Although Australian businesses were subjected to an average of 53 security breaches last year, the study showed this compared favourably to the global average of 130. In Australia the most expensive attacks were reported to be malicious insiders, and phishing and social engineering, averaging $136,804 and $112,902 per incident, respectively.
As part of the ‘2017 Cost of Cyber Crime Study’, 2182 interviews were conducted with employees from 254 companies in Australia, the US, Germany, Japan, the UK, France, and Italy.

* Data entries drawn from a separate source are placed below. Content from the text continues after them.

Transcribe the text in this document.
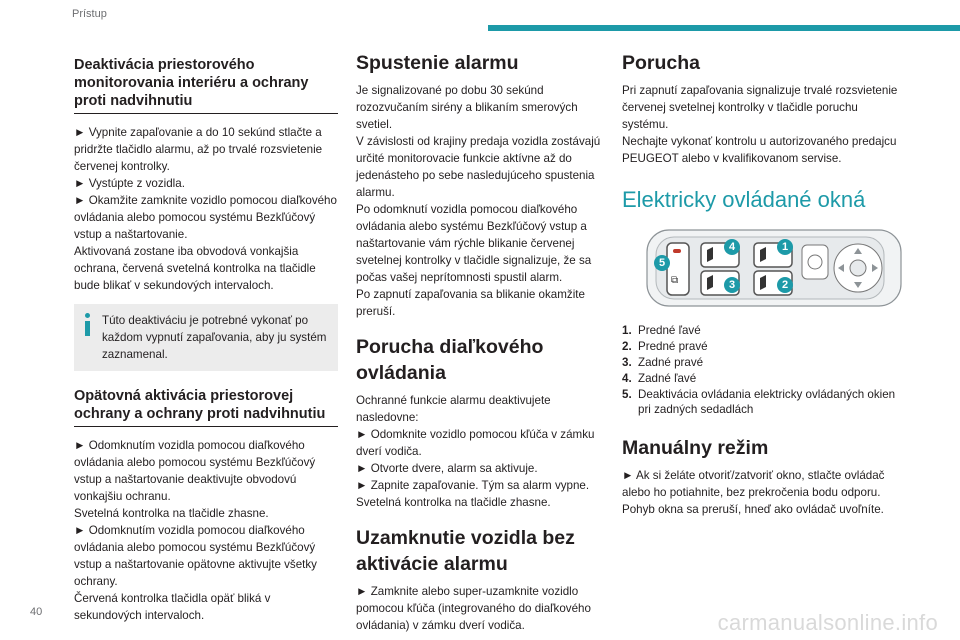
Prístup
Deaktivácia priestorového monitorovania interiéru a ochrany proti nadvihnutiu

► Vypnite zapaľovanie a do 10 sekúnd stlačte a pridržte tlačidlo alarmu, až po trvalé rozsvietenie červenej kontrolky.

► Vystúpte z vozidla.

► Okamžite zamknite vozidlo pomocou diaľkového ovládania alebo pomocou systému Bezkľúčový vstup a naštartovanie.

Aktivovaná zostane iba obvodová vonkajšia ochrana, červená svetelná kontrolka na tlačidle bude blikať v sekundových intervaloch.

Túto deaktiváciu je potrebné vykonať po každom vypnutí zapaľovania, aby ju systém zaznamenal.
Opätovná aktivácia priestorovej ochrany a ochrany proti nadvihnutiu

► Odomknutím vozidla pomocou diaľkového ovládania alebo pomocou systému Bezkľúčový vstup a naštartovanie deaktivujte obvodovú vonkajšiu ochranu.

Svetelná kontrolka na tlačidle zhasne.

► Odomknutím vozidla pomocou diaľkového ovládania alebo pomocou systému Bezkľúčový vstup a naštartovanie opätovne aktivujte všetky ochrany.

Červená kontrolka tlačidla opäť bliká v sekundových intervaloch.

Spustenie alarmu

Je signalizované po dobu 30 sekúnd rozozvučaním sirény a blikaním smerových svetiel.

V závislosti od krajiny predaja vozidla zostávajú určité monitorovacie funkcie aktívne až do jedenásteho po sebe nasledujúceho spustenia alarmu.

Po odomknutí vozidla pomocou diaľkového ovládania alebo systému Bezkľúčový vstup a naštartovanie vám rýchle blikanie červenej svetelnej kontrolky v tlačidle signalizuje, že sa počas vašej neprítomnosti spustil alarm.

Po zapnutí zapaľovania sa blikanie okamžite preruší.

Porucha diaľkového ovládania

Ochranné funkcie alarmu deaktivujete nasledovne:

► Odomknite vozidlo pomocou kľúča v zámku dverí vodiča.

► Otvorte dvere, alarm sa aktivuje.

► Zapnite zapaľovanie. Tým sa alarm vypne.

Svetelná kontrolka na tlačidle zhasne.

Uzamknutie vozidla bez aktivácie alarmu

► Zamknite alebo super-uzamknite vozidlo pomocou kľúča (integrovaného do diaľkového ovládania) v zámku dverí vodiča.

Porucha

Pri zapnutí zapaľovania signalizuje trvalé rozsvietenie červenej svetelnej kontrolky v tlačidle poruchu systému.

Nechajte vykonať kontrolu u autorizovaného predajcu PEUGEOT alebo v kvalifikovanom servise.

Elektricky ovládané okná
⧉
5
4
3
1
2
1. Predné ľavé
2. Predné pravé
3. Zadné pravé
4. Zadné ľavé
5. Deaktivácia ovládania elektricky ovládaných okien pri zadných sedadlách
Manuálny režim

► Ak si želáte otvoriť/zatvoriť okno, stlačte ovládač alebo ho potiahnite, bez prekročenia bodu odporu. Pohyb okna sa preruší, hneď ako ovládač uvoľníte.

40	carmanualsonline.info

The 169 interviews in Australia found that the most common technologies to combat cyber crime in use today are security intelligence systems (64 per cent), and advanced identity and access governance (60 per cent). Although artificial intelligence (AI) and advanced analytics have been found to produce some of the highest levels of cost savings in the area of cyber security, only 24 per cent and 32 per cent of companies respectively have adopted these technologies.

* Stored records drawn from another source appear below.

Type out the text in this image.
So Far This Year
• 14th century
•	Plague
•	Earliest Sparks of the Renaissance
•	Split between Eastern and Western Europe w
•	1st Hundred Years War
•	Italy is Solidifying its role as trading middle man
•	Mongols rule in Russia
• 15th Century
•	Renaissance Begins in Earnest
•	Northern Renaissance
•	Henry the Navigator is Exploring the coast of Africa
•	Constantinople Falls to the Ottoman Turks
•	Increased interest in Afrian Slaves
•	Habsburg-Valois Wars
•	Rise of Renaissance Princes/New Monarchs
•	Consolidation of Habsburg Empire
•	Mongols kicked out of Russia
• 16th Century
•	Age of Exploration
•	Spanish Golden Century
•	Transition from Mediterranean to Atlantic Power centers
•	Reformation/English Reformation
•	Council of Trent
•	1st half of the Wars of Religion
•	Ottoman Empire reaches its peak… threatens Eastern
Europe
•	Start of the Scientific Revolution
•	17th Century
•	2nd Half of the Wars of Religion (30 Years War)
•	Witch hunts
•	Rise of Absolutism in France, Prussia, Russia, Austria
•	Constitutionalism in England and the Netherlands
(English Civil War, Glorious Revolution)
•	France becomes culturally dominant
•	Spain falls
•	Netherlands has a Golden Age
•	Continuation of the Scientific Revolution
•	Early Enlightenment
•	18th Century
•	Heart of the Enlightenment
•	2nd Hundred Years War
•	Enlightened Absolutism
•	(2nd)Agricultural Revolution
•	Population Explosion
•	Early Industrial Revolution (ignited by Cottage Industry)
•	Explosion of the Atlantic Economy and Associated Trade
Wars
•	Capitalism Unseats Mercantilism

Consequences of cyber attacks are dire, with Australian survey respondents reporting that information loss is one of the most expensive consequences (32 per cent), second only to business disruption (41 per cent).
The study recommends three steps for Australian companies to improve their cybersecurity:
• Invest in basics such as security intelligence and advanced access management.
• Invest in new technologies, specifically advanced analytics and artificial intelligence, to stay ahead of the hackers.
• Undertake extreme pressure testing to identify vulnerabilities, not simply rely on governance, risk, and compliance (GRC).
“With cyber incidents on the rise, and ever evolving in terms of scale and sophistication, Australian businesses should ensure they are appropriately prepared. It is encouraging to see strong investment in this field; however, it is clear that businesses should consider the targeted deployment of advanced analytics and artificial intelligence in their cyber defences,” said Josh Kennedy-White, managing director, Accenture Security, Asia Pacific.